L’ingénieur financier et président du parti Pass Pass, Mouhamed Ben Diop, conteste l’existence d’une prétendue dette cachée au Sénégal. Depuis Paris, il s’est exprimé sur cette polémique née après les déclarations du Premier ministre Ousmane Sonko, que certains estiment confirmées par le FMI.

Selon lui, une dette cachée ne peut exister au sein de nos États. Il rappelle que tous les pays disposent d’une dette centrale et d’une dette hors bilan, non intégrée au budget de l’État, mais cela ne signifie pas qu’elle soit dissimulée.
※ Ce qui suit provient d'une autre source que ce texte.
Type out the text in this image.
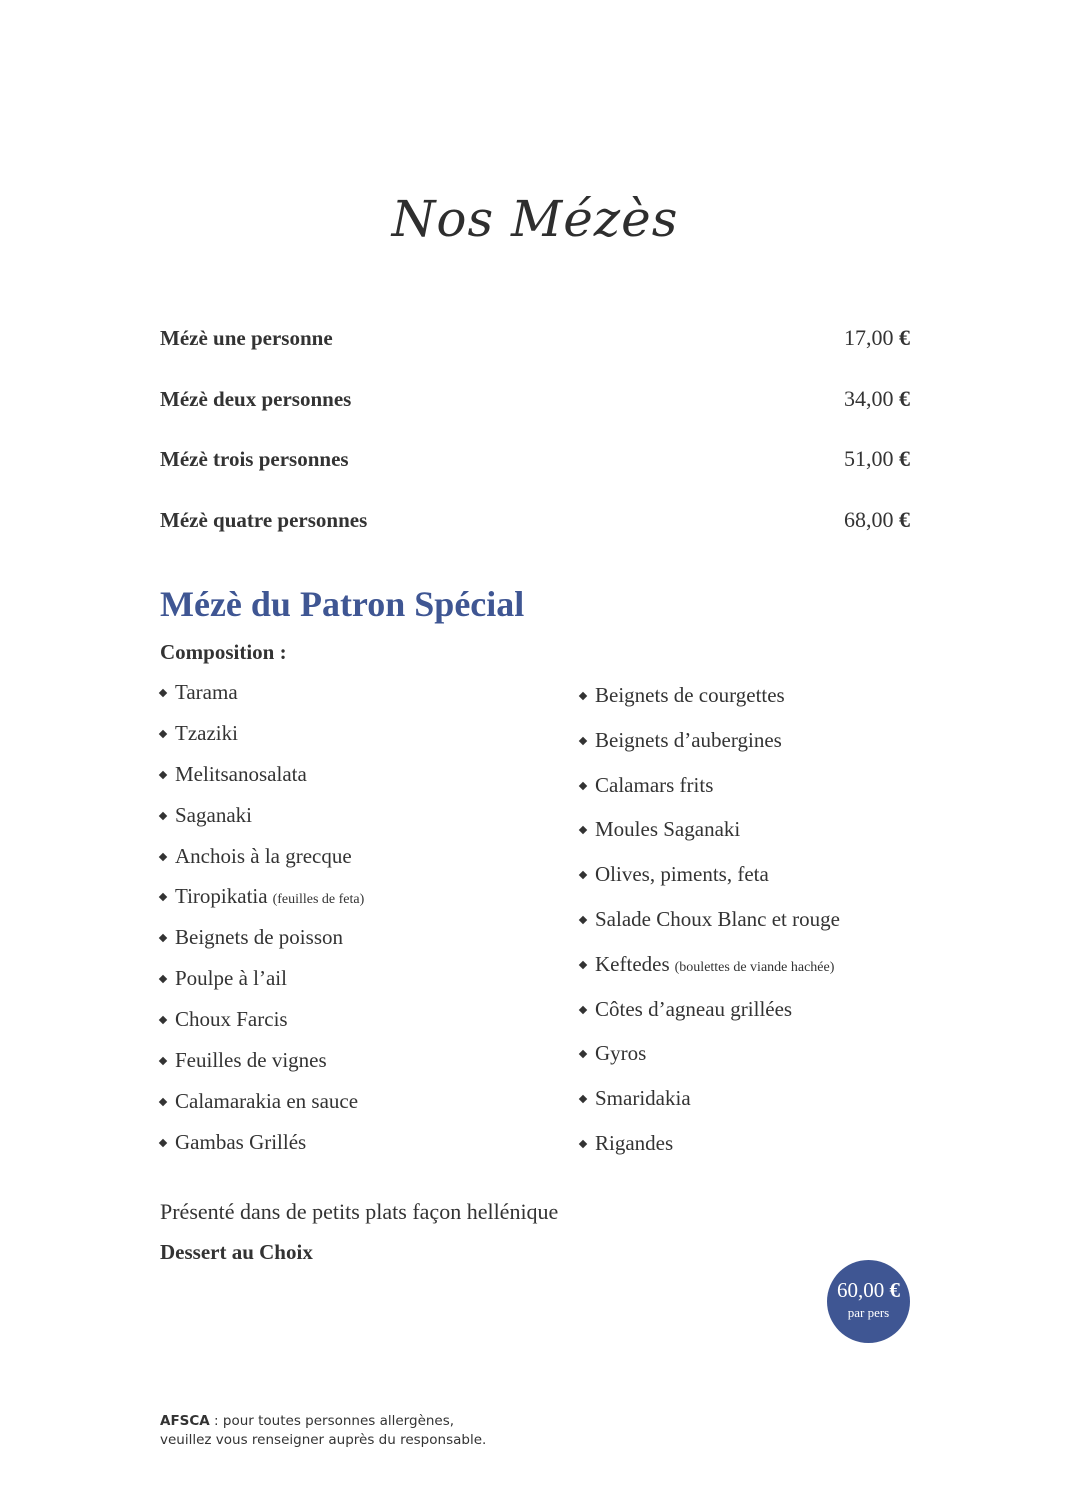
Nos Mézès
Mézè une personne	17,00 €
Mézè deux personnes	34,00 €
Mézè trois personnes	51,00 €
Mézè quatre personnes	68,00 €
Mézè du Patron Spécial
Composition :
Tarama
Tzaziki
Melitsanosalata
Saganaki
Anchois à la grecque
Tiropikatia (feuilles de feta)
Beignets de poisson
Poulpe à l’ail
Choux Farcis
Feuilles de vignes
Calamarakia en sauce
Gambas Grillés
Beignets de courgettes
Beignets d’aubergines
Calamars frits
Moules Saganaki
Olives, piments, feta
Salade Choux Blanc et rouge
Keftedes (boulettes de viande hachée)
Côtes d’agneau grillées
Gyros
Smaridakia
Rigandes
Présenté dans de petits plats façon hellénique
Dessert au Choix
60,00 €
par pers
AFSCA : pour toutes personnes allergènes,
veuillez vous renseigner auprès du responsable.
À ses yeux, la sortie de la directrice du FMI ne confirme en rien les propos du Premier ministre, mais traduit plutôt la volonté de l’institution de mandater un cabinet indépendant pour auditer la situation économique du pays. « Cela prouve que le FMI ne confirme pas les propos du ministre Sonko », a-t-il précisé.

Le leader de Pass Pass estime par ailleurs que le Premier ministre manque de culture financière. « S’il en avait une, il n’aurait jamais parlé d’une dette cachée que personne ne peut prouver. À ce jour, aucun document ne montre quelles sociétés auraient bénéficié de cette dette », soutient-il. Il avance également que le rapport évoqué n’a pas été produit par la Cour des comptes, mais par le gouvernement lui-même. « C’est pourquoi il n’y a pas de signature dans le document », ajoute-t-il.

Sur la situation économique du pays, Mouhamed Ben Diop juge que le budget national est sous-évalué et que le Sénégal n’a pas encore atteint sa vitesse de croisière. Il illustre ses propos par une image parlante : « C’est comme quelqu’un qui peut emprunter l’autoroute Ila Touba pour deux heures de route mais préfère la nationale pour cinq heures. »

L’expert financier estime que le Sénégal a régressé au sein de l’UEMOA, devancé désormais par des pays comme la Côte d’Ivoire et la Guinée, pourtant marqués par des crises politiques et sécuritaires. Il soutient que le niveau d’endettement du Sénégal, estimé à 119 % du PIB, n’est pas la principale cause de cette régression, mais plutôt l’absence de vision et de perspective de développement. Selon lui, l’endettement à des fins de consommation décourage les investisseurs.

Enfin, Mouhamed Ben Diop fustige le discours économique du gouvernement, qu’il juge peu rassurant et souvent polémique. « Le Premier ministre n’est pas seul responsable, le président Bassirou Diomaye Faye l’est aussi, car c’est lui le patron de Sonko et il cautionne ses erreurs », conclut-il.